I'd say WFM - running the testcase no longer seems to throw that crash. At least not till a better testcase comes around.

It's still happen. See https://crash-stats.mozilla.com/report/list?signature=mozilla%3A%3Alayout%3A%3ARenderFrameParent%3A%3AContentReceivedTouch

It looks like it's happening on 1.0.1 and not 1.1? We need to be able to query this better.

(In reply to Naoki Hirata :nhirata (please use needinfo instead of cc) from comment #23) > It looks like it's happening on 1.0.1 and not 1.1? We need to be able to > query this better. We don't know whether it still happens on 1.1 because there are no enough users of that version on devices.
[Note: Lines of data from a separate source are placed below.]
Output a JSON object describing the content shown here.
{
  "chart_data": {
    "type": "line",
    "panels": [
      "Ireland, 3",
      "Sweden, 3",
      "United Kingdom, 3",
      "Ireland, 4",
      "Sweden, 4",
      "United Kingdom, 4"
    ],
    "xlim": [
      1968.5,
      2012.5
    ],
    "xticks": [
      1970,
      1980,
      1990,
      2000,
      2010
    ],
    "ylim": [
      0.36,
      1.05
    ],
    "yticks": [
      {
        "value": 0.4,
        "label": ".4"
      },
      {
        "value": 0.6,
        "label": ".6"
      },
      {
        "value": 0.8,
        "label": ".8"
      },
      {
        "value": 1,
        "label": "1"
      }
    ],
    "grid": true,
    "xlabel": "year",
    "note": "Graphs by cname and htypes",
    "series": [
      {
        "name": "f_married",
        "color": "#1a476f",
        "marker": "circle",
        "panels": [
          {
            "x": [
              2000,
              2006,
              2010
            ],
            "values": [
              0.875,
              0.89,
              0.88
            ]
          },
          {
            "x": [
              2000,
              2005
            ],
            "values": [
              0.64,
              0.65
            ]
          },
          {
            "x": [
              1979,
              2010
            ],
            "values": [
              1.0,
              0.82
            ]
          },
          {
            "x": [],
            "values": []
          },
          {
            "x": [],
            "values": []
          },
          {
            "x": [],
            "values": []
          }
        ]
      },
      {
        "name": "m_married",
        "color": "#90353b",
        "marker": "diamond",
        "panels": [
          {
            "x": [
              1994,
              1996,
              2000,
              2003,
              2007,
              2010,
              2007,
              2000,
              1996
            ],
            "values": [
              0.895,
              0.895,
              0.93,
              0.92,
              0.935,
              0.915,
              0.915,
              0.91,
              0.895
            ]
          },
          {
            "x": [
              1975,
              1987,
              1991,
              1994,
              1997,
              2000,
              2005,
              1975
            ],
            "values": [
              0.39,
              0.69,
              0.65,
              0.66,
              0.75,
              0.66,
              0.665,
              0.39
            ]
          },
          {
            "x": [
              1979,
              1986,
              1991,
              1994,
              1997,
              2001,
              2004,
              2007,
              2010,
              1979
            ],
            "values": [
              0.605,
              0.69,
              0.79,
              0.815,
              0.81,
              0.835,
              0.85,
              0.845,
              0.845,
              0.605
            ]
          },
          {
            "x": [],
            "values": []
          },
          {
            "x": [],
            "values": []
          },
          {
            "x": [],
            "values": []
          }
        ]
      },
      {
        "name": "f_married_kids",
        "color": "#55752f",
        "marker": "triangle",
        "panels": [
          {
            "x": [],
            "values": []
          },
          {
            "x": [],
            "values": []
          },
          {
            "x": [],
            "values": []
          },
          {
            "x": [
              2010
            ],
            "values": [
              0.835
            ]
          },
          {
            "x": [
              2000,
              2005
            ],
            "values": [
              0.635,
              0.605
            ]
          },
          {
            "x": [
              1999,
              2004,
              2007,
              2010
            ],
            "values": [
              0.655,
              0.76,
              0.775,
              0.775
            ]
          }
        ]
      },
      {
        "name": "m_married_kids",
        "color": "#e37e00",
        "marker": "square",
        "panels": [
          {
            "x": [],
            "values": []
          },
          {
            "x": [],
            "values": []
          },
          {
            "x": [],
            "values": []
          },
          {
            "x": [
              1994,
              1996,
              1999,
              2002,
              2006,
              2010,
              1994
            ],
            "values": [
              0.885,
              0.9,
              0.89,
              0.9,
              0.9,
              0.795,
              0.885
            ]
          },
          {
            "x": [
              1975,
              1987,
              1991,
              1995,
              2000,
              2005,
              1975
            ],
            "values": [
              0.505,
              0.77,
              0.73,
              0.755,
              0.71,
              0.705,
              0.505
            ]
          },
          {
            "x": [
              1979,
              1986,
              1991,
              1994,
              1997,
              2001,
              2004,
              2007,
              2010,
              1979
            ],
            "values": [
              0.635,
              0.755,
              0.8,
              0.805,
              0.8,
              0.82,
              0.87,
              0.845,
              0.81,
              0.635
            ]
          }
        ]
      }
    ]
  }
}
Upgrading Geekphone users (considered as Beta testers) to that version would help.

This seems to appear on 1.0.1 only for now, from what I see (but we have very little data on 1.1) - has bug 833964 fixed this one as well?

Kats, you fixed bug 833964, does this look like it's just a dupe or a different issue?

From the stack in comment 0 it does look like it could be a dupe. I'm not sure about the crash that :gsvelto reproduced in comment 13, that looks different.

(In reply to Kartikaya Gupta (email:kats@mozilla.com) from comment #27) > I'm not sure about the crash that :gsvelto reproduced in comment 13, that looks > different. There have been no crashes for the last four weeks with the mozilla::layers::GestureEventListener::HandleInputEvent signature.

Is this bug still relevant? There are a few recently reported crashes but they are all on 1.0.1.0-prerelease afaict. Wontfix/worksforme?

Crashes look like they are all on 18 only. Closing as WFM.